Erasmo y los necios que tosen fuerte
En ese opúsculo Erasmo advertía que, si no había más remedio, se tenía que evitar toser a alguien en la cara y era de necios toser fuerte sin necesidad. Otro asunto era el uso de la tos para tapar otros sonidos: “Algunos recomiendan a los niños que retengan los ruidos apretando las nalgas. Pues bien, está mal coger una enfermedad por querer ser educado. Si se puede salir, hágase aparte; si no, sígase el viejo proverbio: disimúlese el ruido con una tos”. Erasmo precisaba aún más: “Leed a Quiliades: una tos por un pedo”.

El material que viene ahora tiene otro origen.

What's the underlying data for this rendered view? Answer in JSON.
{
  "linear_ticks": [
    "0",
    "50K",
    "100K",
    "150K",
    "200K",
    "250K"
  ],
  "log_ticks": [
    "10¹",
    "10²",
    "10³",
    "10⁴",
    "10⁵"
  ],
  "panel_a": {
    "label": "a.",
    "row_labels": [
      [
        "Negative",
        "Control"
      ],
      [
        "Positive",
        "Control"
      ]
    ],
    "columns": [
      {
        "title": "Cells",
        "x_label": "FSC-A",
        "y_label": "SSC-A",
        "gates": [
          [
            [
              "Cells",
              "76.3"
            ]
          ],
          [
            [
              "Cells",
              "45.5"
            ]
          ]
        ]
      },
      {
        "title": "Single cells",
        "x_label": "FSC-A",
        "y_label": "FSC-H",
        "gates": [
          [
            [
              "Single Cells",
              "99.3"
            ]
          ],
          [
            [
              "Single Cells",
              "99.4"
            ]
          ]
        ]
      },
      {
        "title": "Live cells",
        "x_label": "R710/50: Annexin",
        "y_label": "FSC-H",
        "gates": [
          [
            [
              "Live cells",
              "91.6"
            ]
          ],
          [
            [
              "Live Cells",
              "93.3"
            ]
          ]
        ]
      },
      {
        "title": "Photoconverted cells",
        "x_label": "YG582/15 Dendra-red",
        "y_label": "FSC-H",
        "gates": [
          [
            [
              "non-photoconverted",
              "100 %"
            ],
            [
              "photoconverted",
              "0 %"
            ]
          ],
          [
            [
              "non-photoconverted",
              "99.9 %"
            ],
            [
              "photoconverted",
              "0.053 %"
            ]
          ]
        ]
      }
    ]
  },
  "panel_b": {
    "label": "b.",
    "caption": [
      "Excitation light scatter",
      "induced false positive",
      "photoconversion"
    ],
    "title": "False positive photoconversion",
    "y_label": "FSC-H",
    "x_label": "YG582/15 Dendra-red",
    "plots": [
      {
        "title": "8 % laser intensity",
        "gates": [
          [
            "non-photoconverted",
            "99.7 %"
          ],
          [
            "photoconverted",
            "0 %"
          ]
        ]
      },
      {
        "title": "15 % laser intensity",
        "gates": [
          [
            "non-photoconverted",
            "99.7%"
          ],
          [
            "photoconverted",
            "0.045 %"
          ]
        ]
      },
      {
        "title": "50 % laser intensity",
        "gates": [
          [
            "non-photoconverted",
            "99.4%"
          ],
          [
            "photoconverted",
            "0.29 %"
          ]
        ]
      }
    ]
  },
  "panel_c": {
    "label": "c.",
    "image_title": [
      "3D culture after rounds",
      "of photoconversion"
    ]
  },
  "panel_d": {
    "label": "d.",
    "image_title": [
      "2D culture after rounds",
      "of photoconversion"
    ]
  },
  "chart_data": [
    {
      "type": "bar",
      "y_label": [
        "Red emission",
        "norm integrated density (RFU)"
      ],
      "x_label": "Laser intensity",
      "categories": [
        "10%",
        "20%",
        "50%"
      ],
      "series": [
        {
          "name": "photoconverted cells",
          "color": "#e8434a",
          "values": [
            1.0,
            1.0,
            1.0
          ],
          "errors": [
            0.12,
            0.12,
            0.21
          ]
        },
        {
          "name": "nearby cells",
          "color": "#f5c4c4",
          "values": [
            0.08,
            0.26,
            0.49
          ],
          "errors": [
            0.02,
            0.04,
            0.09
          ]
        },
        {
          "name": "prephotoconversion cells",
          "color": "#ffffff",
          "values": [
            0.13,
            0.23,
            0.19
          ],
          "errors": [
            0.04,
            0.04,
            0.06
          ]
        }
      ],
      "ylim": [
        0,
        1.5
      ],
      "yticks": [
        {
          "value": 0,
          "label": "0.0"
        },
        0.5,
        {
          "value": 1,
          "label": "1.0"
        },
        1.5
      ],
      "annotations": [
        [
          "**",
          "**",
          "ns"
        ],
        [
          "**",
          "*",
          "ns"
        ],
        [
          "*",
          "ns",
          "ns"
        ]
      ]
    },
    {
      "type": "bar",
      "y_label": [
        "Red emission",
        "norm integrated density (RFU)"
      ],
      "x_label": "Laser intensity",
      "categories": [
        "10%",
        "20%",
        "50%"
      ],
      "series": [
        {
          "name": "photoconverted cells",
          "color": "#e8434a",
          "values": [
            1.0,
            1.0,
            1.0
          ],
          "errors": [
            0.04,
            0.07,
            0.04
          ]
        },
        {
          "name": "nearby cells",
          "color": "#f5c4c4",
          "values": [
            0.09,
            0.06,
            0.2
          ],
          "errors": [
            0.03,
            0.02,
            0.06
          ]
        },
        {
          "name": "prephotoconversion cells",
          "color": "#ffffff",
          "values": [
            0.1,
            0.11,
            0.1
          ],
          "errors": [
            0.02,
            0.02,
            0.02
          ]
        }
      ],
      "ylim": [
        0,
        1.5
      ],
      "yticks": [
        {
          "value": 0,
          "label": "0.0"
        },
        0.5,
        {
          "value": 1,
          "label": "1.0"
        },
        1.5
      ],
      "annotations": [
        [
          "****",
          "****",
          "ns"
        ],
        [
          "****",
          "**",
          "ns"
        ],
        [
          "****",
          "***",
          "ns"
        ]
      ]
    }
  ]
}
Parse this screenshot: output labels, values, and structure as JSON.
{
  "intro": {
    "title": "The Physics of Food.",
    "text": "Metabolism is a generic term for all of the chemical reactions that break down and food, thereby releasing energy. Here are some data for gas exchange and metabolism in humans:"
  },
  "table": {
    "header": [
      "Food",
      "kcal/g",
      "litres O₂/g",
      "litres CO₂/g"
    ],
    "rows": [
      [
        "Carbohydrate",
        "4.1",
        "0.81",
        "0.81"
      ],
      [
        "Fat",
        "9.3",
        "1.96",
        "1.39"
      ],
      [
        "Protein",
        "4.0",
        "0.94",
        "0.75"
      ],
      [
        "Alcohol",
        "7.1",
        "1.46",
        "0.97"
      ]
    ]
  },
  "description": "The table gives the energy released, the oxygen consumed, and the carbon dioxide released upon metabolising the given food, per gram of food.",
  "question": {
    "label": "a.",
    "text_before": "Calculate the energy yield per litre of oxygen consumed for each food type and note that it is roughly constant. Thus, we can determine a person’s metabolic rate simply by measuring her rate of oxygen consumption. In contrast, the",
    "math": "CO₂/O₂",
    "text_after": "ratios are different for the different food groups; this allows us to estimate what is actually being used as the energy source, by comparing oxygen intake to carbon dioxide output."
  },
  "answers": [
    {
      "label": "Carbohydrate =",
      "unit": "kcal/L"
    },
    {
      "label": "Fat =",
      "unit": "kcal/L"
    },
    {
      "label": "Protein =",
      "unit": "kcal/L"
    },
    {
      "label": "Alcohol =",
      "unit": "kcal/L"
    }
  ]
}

Limpiarse los mocos de un modo u otro sí que revelaba, según Erasmo, el grupo socioprofesional al que se pertenecía. Los pueblerinos se limpiaban con el gorro o con la ropa, los que utilizaban el codo o el antebrazo solían ser salazoneros (“salsamentariorum), o pescadores en la traducción de Ramón García Cotarelo, o pimenteros en la de Agustín García Calvo. De todos modos, para el humanista holandés no era “mucho más civilizado hacerlo con la mano, si luego tienes que limpiarte el moco en la ropa”, la mejor manera era recoger la suciedad en un pañuelo y volverse hacia un lado “si hay otros de más dignidad delante”.
Control de la limpieza nasal
Cabía la posibilidad que al sonarse la nariz cayese en el suelo la mucosidad, entonces lo más decoroso era refregarla con el pie. Poco a poco se fue imponiendo el control sobre la limpieza nasal, hasta el extremo que Pierre de la Mésangère comentó en Le voyageur à Paris (1797) que “sonarse la nariz se había convertido en un verdadero arte. Uno imitaba el sonido de la trompeta, otro el maullido del gato; la perfección consistía en no hacer demasiado ruido ni muy poco”.
Cuando irrumpe con fuerza la enfermedad, la educación de nuestros cuerpos se desvanece. Los virus que tantas asfixias produjeron siglos atrás siguen mutando y siguen empeñados en destruir hasta el más decoroso proceso de civilización de las costumbres, sobre todo cuando se alían a su favor el miedo y la muerte.